Programming languages are designed with many different goals in mind. As language designers we imagine a typical user of our language and a typical task to perform. Then we apply other design criteria, for example, the program must run fast or conserve memory, or it must not experience certain types of errors. Finally there are constraints on the implementation, for example, the program must run on a certain class of hardware or in a given environment, or it must support some form of compatibility with another language. Or maybe we want to optimize the developer experience, for example, we want a fast compiler and linker, or we want the user to get to running code quickly.
Often our ambitions and practicalities don't match. Users (ab)use the language for purposes we had never anticipated. A target platform becomes obsolete -- or wildly successful. Users keep making the same mistakes over and over. Another language popularizes features that we wish our language had. Security vulnerabilities could be unpluggable. Lawyers could even get involved. What's a language designer to do? You can retreat in maintenance (Tcl/Tk), design an ambitious new language (Perl 6), or build a translator (TypeScript). Most languages evolve, more or less successfully.

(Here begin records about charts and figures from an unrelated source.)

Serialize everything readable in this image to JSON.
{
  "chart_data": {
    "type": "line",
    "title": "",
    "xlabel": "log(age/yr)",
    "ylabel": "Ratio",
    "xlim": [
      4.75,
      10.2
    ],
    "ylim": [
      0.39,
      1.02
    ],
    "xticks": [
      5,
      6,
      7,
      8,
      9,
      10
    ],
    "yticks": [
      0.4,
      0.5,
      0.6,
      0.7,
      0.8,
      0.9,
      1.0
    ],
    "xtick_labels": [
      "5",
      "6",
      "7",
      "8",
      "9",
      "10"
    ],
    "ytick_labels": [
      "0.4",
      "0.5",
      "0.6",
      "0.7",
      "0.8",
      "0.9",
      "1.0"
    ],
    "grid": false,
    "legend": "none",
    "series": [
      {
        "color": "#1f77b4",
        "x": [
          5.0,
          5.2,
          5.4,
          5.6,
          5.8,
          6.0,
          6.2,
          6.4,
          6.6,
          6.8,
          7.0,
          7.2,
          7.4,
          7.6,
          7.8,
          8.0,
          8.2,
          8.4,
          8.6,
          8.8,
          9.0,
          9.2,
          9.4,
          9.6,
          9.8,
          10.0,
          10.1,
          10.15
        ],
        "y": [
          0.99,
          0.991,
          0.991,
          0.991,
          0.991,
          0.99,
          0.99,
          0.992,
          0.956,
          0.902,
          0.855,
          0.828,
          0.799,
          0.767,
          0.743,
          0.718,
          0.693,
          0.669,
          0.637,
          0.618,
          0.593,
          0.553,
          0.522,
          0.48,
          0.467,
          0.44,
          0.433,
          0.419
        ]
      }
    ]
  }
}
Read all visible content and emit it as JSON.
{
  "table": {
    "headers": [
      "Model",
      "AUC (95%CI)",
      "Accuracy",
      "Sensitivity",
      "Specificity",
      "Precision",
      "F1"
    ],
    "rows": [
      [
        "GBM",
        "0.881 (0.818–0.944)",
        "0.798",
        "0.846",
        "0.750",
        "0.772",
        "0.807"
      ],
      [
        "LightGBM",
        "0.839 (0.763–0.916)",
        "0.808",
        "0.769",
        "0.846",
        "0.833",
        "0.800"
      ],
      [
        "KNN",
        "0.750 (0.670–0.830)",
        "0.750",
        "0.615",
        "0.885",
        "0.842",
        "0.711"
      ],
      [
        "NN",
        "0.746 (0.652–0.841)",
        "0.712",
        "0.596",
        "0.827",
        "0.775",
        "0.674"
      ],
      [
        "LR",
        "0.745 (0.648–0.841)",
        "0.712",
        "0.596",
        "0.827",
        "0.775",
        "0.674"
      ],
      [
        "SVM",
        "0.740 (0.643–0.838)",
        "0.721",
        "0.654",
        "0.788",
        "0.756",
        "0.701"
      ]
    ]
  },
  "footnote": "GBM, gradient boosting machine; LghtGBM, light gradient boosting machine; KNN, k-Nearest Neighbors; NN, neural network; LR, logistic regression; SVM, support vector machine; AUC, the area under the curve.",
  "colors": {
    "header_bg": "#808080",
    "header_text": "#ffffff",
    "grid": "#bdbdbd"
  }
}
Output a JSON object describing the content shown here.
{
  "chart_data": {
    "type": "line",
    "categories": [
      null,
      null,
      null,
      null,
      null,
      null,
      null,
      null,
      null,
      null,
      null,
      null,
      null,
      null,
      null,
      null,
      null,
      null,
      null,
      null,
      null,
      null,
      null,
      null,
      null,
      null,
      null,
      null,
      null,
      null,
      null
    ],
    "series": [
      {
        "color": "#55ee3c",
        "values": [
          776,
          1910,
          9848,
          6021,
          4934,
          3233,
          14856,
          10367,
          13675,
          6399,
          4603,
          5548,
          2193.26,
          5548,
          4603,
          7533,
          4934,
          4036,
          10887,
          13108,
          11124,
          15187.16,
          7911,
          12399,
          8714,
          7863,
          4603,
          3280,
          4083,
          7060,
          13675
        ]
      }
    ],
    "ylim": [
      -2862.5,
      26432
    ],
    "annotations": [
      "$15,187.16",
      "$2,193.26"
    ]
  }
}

I invite you to pepper me with questions covering these topics, especially (but not exclusively) when it comes to Python.
Bio:
Guido van Rossum is the creator of the Python programming language. He grew up in the Netherlands and studied at the University of Amsterdam, where he graduated with a Master's Degree in Mathematics and Computer Science. His first job after college was as a programmer at CWI, where he worked on the ABC language, the Amoeba distributed operating system, and a variety of multimedia projects. During this time he created Python as side project. He then moved to the United States to take a job at a non-profit research lab in Virginia, married a Texan, worked for several other startups, and moved to California. In 2005 he joined Google, where he obtained the rank of Senior Staff Engineer, and in 2013 he started working for Dropbox as a Principal Engineer. In October 2019 he retired. After a short retirement he joined Microsoft as Distinguished Engineer in 2020. Until 2018 he was Python's BDFL (Benevolent Dictator For Life), and he is still deeply involved in the Python community. Guido, his wife and their teenager live in Silicon Valley, where they love hiking, biking and birding.